Internal integration is when you call a linked library or you copy code, ideas or patterns from an other system. They run in the same memory space communication is done by function calls using the same datamodels and types and they don’t run asynchronously. You keep them under your executive control and make them abide your rules, design and architecture.

Heterogeneous integration happens when you interface an other system using a different platform, framework, datamodel or type system, when it’s located on an other computer or simply in an other process on the same machine. Example microkernels vs kernels.

And this is hard, achievable but very hard, so the cost of such integration has to be balanced against internal integration even if it means duplication.

Especially when the protocols are complex. UDDI WSDL SOAP those three acronyms should suffice to inspire feeling of fear, revulsion and hate to any sane developer.

We also have to consider the user experience, a visible switch from one to system to an other is always a painful experience for a user.

We try to balance those aspect when we take a decision. I also think that duplication is not that bad, and that nothing in itself is complex (even advanced tools), usually it’s the integration of those things that are complex. For example i’ve heard that john carmack always start his projects from scratch.

There are exception of course, things can be easier with HTTP and JSON as a common protocol and data type system. Sometimes we are forced to do it like rpc between the browser and server, or between postgresql and openerp.
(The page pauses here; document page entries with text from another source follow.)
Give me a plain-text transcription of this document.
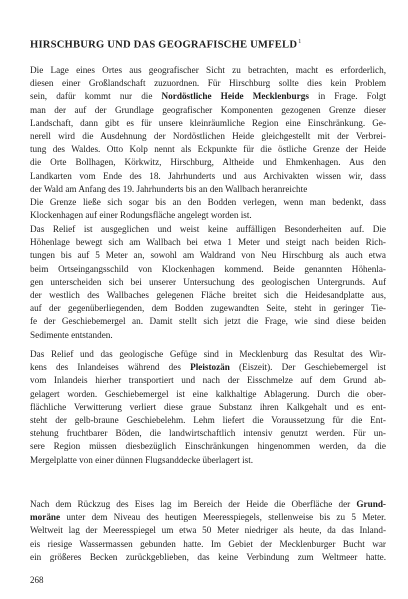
HIRSCHBURG UND DAS GEOGRAFISCHE UMFELD$^1$

Die Lage eines Ortes aus geografischer Sicht zu betrachten, macht es erforderlich,
diesen einer Großlandschaft zuzuordnen. Für Hirschburg sollte dies kein Problem
sein, dafür kommt nur die Nordöstliche Heide Mecklenburgs in Frage. Folgt
man der auf der Grundlage geografischer Komponenten gezogenen Grenze dieser
Landschaft, dann gibt es für unsere kleinräumliche Region eine Einschränkung. Ge-
nerell wird die Ausdehnung der Nordöstlichen Heide gleichgestellt mit der Verbrei-
tung des Waldes. Otto Kolp nennt als Eckpunkte für die östliche Grenze der Heide
die Orte Bollhagen, Körkwitz, Hirschburg, Altheide und Ehmkenhagen. Aus den
Landkarten vom Ende des 18. Jahrhunderts und aus Archivakten wissen wir, dass
der Wald am Anfang des 19. Jahrhunderts bis an den Wallbach heranreichte
Die Grenze ließe sich sogar bis an den Bodden verlegen, wenn man bedenkt, dass
Klockenhagen auf einer Rodungsfläche angelegt worden ist.

Das Relief ist ausgeglichen und weist keine auffälligen Besonderheiten auf. Die
Höhenlage bewegt sich am Wallbach bei etwa 1 Meter und steigt nach beiden Rich-
tungen bis auf 5 Meter an, sowohl am Waldrand von Neu Hirschburg als auch etwa
beim Ortseingangsschild von Klockenhagen kommend. Beide genannten Höhenla-
gen unterscheiden sich bei unserer Untersuchung des geologischen Untergrunds. Auf
der westlich des Wallbaches gelegenen Fläche breitet sich die Heidesandplatte aus,
auf der gegenüberliegenden, dem Bodden zugewandten Seite, steht in geringer Tie-
fe der Geschiebemergel an. Damit stellt sich jetzt die Frage, wie sind diese beiden
Sedimente entstanden.

Das Relief und das geologische Gefüge sind in Mecklenburg das Resultat des Wir-
kens des Inlandeises während des Pleistozän (Eiszeit). Der Geschiebemergel ist
vom Inlandeis hierher transportiert und nach der Eisschmelze auf dem Grund ab-
gelagert worden. Geschiebemergel ist eine kalkhaltige Ablagerung. Durch die ober-
flächliche Verwitterung verliert diese graue Substanz ihren Kalkgehalt und es ent-
steht der gelb-braune Geschiebelehm. Lehm liefert die Voraussetzung für die Ent-
stehung fruchtbarer Böden, die landwirtschaftlich intensiv genutzt werden. Für un-
sere Region müssen diesbezüglich Einschränkungen hingenommen werden, da die
Mergelplatte von einer dünnen Flugsanddecke überlagert ist.

Nach dem Rückzug des Eises lag im Bereich der Heide die Oberfläche der Grund-
moräne unter dem Niveau des heutigen Meeresspiegels, stellenweise bis zu 5 Meter.
Weltweit lag der Meeresspiegel um etwa 50 Meter niedriger als heute, da das Inland-
eis riesige Wassermassen gebunden hatte. Im Gebiet der Mecklenburger Bucht war
ein größeres Becken zurückgeblieben, das keine Verbindung zum Weltmeer hatte.

268
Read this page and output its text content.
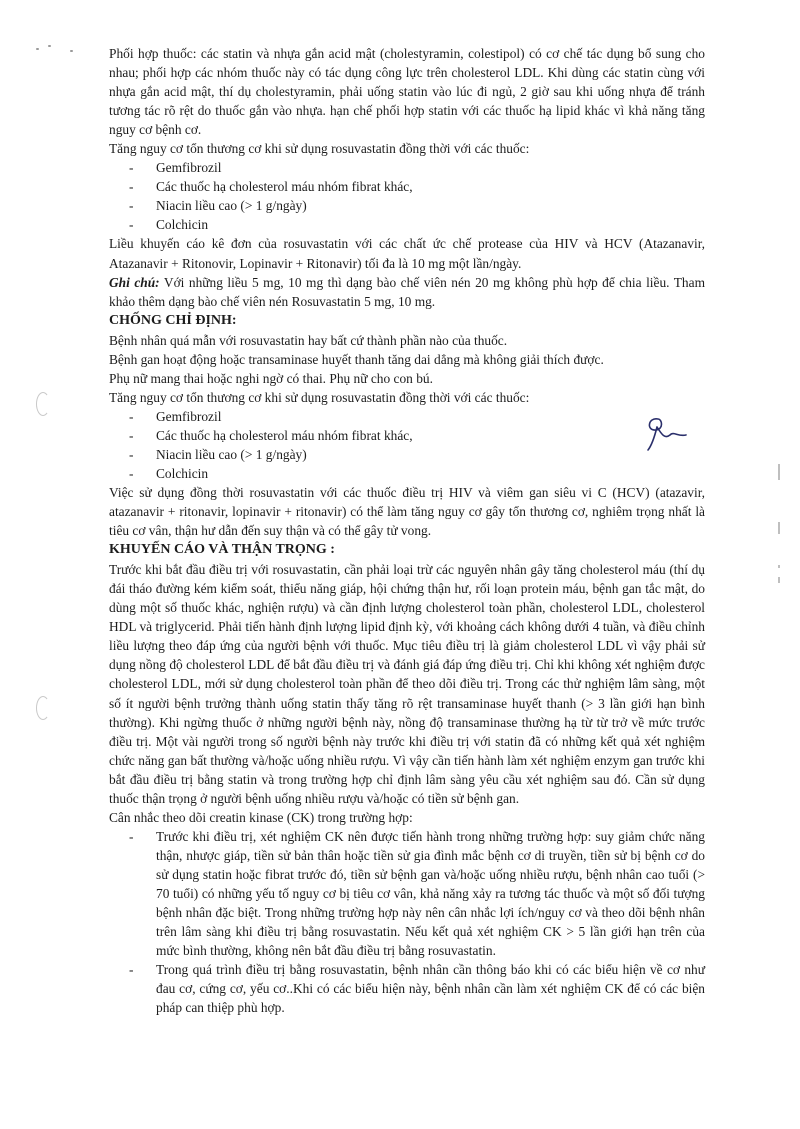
Phối hợp thuốc: các statin và nhựa gắn acid mật (cholestyramin, colestipol) có cơ chế tác dụng bổ sung cho nhau; phối hợp các nhóm thuốc này có tác dụng công lực trên cholesterol LDL. Khi dùng các statin cùng với nhựa gắn acid mật, thí dụ cholestyramin, phải uống statin vào lúc đi ngủ, 2 giờ sau khi uống nhựa để tránh tương tác rõ rệt do thuốc gắn vào nhựa. hạn chế phối hợp statin với các thuốc hạ lipid khác vì khả năng tăng nguy cơ bệnh cơ.

Tăng nguy cơ tổn thương cơ khi sử dụng rosuvastatin đồng thời với các thuốc:

- Gemfibrozil
- Các thuốc hạ cholesterol máu nhóm fibrat khác,
- Niacin liều cao (> 1 g/ngày)
- Colchicin

Liều khuyến cáo kê đơn của rosuvastatin với các chất ức chế protease của HIV và HCV (Atazanavir, Atazanavir + Ritonovir, Lopinavir + Ritonavir) tối đa là 10 mg một lần/ngày.

Ghi chú: Với những liều 5 mg, 10 mg thì dạng bào chế viên nén 20 mg không phù hợp để chia liều. Tham khảo thêm dạng bào chế viên nén Rosuvastatin 5 mg, 10 mg.

CHỐNG CHỈ ĐỊNH:

Bệnh nhân quá mẫn với rosuvastatin hay bất cứ thành phần nào của thuốc.

Bệnh gan hoạt động hoặc transaminase huyết thanh tăng dai dẳng mà không giải thích được.

Phụ nữ mang thai hoặc nghi ngờ có thai. Phụ nữ cho con bú.

Tăng nguy cơ tổn thương cơ khi sử dụng rosuvastatin đồng thời với các thuốc:

- Gemfibrozil
- Các thuốc hạ cholesterol máu nhóm fibrat khác,
- Niacin liều cao (> 1 g/ngày)
- Colchicin

Việc sử dụng đồng thời rosuvastatin với các thuốc điều trị HIV và viêm gan siêu vi C (HCV) (atazavir, atazanavir + ritonavir, lopinavir + ritonavir) có thể làm tăng nguy cơ gây tổn thương cơ, nghiêm trọng nhất là tiêu cơ vân, thận hư dẫn đến suy thận và có thể gây tử vong.

KHUYẾN CÁO VÀ THẬN TRỌNG :

Trước khi bắt đầu điều trị với rosuvastatin, cần phải loại trừ các nguyên nhân gây tăng cholesterol máu (thí dụ đái tháo đường kém kiểm soát, thiểu năng giáp, hội chứng thận hư, rối loạn protein máu, bệnh gan tắc mật, do dùng một số thuốc khác, nghiện rượu) và cần định lượng cholesterol toàn phần, cholesterol LDL, cholesterol HDL và triglycerid. Phải tiến hành định lượng lipid định kỳ, với khoảng cách không dưới 4 tuần, và điều chỉnh liều lượng theo đáp ứng của người bệnh với thuốc. Mục tiêu điều trị là giảm cholesterol LDL vì vậy phải sử dụng nồng độ cholesterol LDL để bắt đầu điều trị và đánh giá đáp ứng điều trị. Chỉ khi không xét nghiệm được cholesterol LDL, mới sử dụng cholesterol toàn phần để theo dõi điều trị. Trong các thử nghiệm lâm sàng, một số ít người bệnh trưởng thành uống statin thấy tăng rõ rệt transaminase huyết thanh (> 3 lần giới hạn bình thường). Khi ngừng thuốc ở những người bệnh này, nồng độ transaminase thường hạ từ từ trở về mức trước điều trị. Một vài người trong số người bệnh này trước khi điều trị với statin đã có những kết quả xét nghiệm chức năng gan bất thường và/hoặc uống nhiều rượu. Vì vậy cần tiến hành làm xét nghiệm enzym gan trước khi bắt đầu điều trị bằng statin và trong trường hợp chỉ định lâm sàng yêu cầu xét nghiệm sau đó. Cần sử dụng thuốc thận trọng ở người bệnh uống nhiều rượu và/hoặc có tiền sử bệnh gan.

Cân nhắc theo dõi creatin kinase (CK) trong trường hợp:

- Trước khi điều trị, xét nghiệm CK nên được tiến hành trong những trường hợp: suy giảm chức năng thận, nhược giáp, tiền sử bản thân hoặc tiền sử gia đình mắc bệnh cơ di truyền, tiền sử bị bệnh cơ do sử dụng statin hoặc fibrat trước đó, tiền sử bệnh gan và/hoặc uống nhiều rượu, bệnh nhân cao tuổi (> 70 tuổi) có những yếu tố nguy cơ bị tiêu cơ vân, khả năng xảy ra tương tác thuốc và một số đối tượng bệnh nhân đặc biệt. Trong những trường hợp này nên cân nhắc lợi ích/nguy cơ và theo dõi bệnh nhân trên lâm sàng khi điều trị bằng rosuvastatin. Nếu kết quả xét nghiệm CK > 5 lần giới hạn trên của mức bình thường, không nên bắt đầu điều trị bằng rosuvastatin.
- Trong quá trình điều trị bằng rosuvastatin, bệnh nhân cần thông báo khi có các biểu hiện về cơ như đau cơ, cứng cơ, yếu cơ..Khi có các biểu hiện này, bệnh nhân cần làm xét nghiệm CK để có các biện pháp can thiệp phù hợp.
Heterogeneous integration modules were always low quality because it requires a lot of work: webdav, document_ftp, caldav, import_sugarcrm, auth_openid, event_moodle… so we like to keep a minimum of it.

I also hate unnecessary dependencies, in practical terms i like to limit the dependencies the python libraries available in the latest Debian edition. We include some js libraries but i like to keep those as minimal as possible too.


4. Only fools and dead men don’t change their minds.

The strategy of openerp is to provide efficiently the best integrated business application system, both for its end users and developers.